Professor Martin Mhando, a Tanzanian born and resident, is currently Chair of the Zenj Arts Initiative Foundation, and a director with Jicho Communicative Ltd, a film production and training company registered in Zanzibar, Tanzania. He was also a research fellow in the School of Media, Communication and Culture at Murdoch University in Western Australia as well as being Associate Editor of the Journal of African Cinemas, published by Intellect, UK, which he co-found in 2009. He is a filmmaker with award-winning feature and documentary film credits.

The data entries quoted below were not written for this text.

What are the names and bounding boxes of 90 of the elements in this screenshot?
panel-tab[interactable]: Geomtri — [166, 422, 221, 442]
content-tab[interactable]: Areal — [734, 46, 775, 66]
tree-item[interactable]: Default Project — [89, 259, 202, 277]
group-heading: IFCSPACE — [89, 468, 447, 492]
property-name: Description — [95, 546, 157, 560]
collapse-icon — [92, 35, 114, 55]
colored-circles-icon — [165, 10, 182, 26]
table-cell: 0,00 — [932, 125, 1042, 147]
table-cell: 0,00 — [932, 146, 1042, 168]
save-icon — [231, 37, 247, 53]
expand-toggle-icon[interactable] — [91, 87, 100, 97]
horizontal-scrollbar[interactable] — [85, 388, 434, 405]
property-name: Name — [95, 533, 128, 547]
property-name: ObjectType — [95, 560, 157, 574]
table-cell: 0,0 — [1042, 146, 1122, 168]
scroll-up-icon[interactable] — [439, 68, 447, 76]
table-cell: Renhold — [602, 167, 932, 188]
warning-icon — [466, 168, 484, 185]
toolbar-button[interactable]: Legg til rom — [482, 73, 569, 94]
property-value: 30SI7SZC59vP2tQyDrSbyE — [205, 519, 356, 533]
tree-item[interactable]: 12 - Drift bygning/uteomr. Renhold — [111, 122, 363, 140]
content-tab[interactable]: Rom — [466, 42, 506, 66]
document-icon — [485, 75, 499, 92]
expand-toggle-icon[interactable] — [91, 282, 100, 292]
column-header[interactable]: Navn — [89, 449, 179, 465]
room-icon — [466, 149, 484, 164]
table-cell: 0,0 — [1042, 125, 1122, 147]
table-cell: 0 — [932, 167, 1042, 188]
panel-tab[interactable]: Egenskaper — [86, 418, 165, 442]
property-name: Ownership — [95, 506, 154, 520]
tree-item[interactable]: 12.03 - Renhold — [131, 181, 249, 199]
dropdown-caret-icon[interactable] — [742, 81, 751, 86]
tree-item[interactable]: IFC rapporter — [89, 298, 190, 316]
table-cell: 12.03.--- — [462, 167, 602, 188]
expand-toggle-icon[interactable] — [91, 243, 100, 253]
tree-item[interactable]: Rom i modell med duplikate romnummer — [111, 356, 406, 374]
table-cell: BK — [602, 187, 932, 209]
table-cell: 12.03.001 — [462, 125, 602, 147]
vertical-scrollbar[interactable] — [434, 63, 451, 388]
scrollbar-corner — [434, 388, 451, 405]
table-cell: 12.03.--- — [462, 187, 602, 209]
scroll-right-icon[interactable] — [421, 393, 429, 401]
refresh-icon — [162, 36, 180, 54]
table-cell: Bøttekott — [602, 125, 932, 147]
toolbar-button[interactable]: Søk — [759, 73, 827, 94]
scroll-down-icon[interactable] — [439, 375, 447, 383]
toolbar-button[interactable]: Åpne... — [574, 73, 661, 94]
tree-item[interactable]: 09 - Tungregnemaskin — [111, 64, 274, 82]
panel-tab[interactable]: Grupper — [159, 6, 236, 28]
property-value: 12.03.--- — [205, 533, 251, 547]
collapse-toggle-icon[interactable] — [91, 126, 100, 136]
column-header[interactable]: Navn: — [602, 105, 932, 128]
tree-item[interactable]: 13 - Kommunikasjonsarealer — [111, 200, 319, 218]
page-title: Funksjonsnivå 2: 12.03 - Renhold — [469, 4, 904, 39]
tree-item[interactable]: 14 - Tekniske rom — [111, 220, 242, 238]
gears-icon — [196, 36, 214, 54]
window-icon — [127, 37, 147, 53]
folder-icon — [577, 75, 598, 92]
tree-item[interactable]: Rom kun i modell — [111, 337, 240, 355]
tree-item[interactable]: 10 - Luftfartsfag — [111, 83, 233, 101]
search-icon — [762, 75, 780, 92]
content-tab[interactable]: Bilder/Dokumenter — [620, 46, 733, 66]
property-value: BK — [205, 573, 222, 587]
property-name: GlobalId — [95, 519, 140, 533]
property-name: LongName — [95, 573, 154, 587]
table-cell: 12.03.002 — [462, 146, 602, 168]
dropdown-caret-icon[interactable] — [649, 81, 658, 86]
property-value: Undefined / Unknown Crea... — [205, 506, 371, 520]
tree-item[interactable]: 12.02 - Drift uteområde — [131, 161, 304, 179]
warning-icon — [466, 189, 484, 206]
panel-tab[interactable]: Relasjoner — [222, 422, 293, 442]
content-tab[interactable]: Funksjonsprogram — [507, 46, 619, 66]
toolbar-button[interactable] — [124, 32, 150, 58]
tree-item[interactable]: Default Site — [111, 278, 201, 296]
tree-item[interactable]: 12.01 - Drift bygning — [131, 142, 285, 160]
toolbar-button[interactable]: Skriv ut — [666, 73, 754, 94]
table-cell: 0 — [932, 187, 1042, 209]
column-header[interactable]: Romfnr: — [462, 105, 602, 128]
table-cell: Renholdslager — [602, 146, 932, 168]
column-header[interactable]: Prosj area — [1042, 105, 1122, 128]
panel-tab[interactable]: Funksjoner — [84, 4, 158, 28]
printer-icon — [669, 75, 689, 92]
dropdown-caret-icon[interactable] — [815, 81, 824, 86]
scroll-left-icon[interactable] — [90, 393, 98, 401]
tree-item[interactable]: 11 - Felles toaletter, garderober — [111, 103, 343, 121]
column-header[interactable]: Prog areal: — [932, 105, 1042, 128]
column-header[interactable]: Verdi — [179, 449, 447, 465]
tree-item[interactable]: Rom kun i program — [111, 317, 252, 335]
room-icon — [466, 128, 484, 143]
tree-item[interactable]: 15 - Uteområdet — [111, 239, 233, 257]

He was also CEO and Festival Director of the Zanzibar international Film Festival (ZIFF) for 15 years, only stepping down in 2023.

 

His film collection includes works with co-producers from diverse countries during the Tanzania socialist period including China, USSR, Romania (where he trained in film), the Scandinavian countries, USA and Canada and the African continent. Working with the Frontline States media fraternity has allowed his own collection to be worth reflecting on. During his tenure as Production Manager of the Tanzania Film Company 1980-1988 he oversaw the fastest growth of film production and distribution in Tanzania before the collapse of the film industry in the 1990s. 

 

His other accomplishments include being recipient of a Lifetime Achievement Award (ZIFF 2012) as well as a recipient of Zeze Award in 2006, as acknowledgement of his contribution to the arts in Tanzania.

 

His areas of interest include the theory and praxis of documentary, and Third Cinema. His 2000 feature-length film, Maangamizi: The Ancient One, is the first African film (South of the Sahara) selected in the Best Foreign Film category and was winner of the Paul Robeson Award at Newark Film Festival in 2004. He also directed Lyarn Ngarn, a poignant documentary chronicling Indigenous leader Patrick Dodson's three-decade quest for reconciliation between Indigenous Australians and immigrants. Narrated by Pete Postlethwaite and shared by Dodson and the emotive contributions of songman Archie Roach, "Liyarn Ngarn" aims to, foster reconciliation, and honor the lives lost due to past injustices.

 

Martin returned to Tanzania in 2014 after 25 years in Australia as an academic at Flinders University of South Australia (2993-1997) and Murdoch University Western Australia (1998-2014) as Associate Professor in Media Studies. He intended to join the Bongo Movies film industry, Tanzania’s fast and furious Swahili language film industry.  In 2015 he was awarded a 50 film contract by Azam Media to produce feature films over a period of 5 years aiming to improve the stories and quality of films produced under the Bongo movies banner.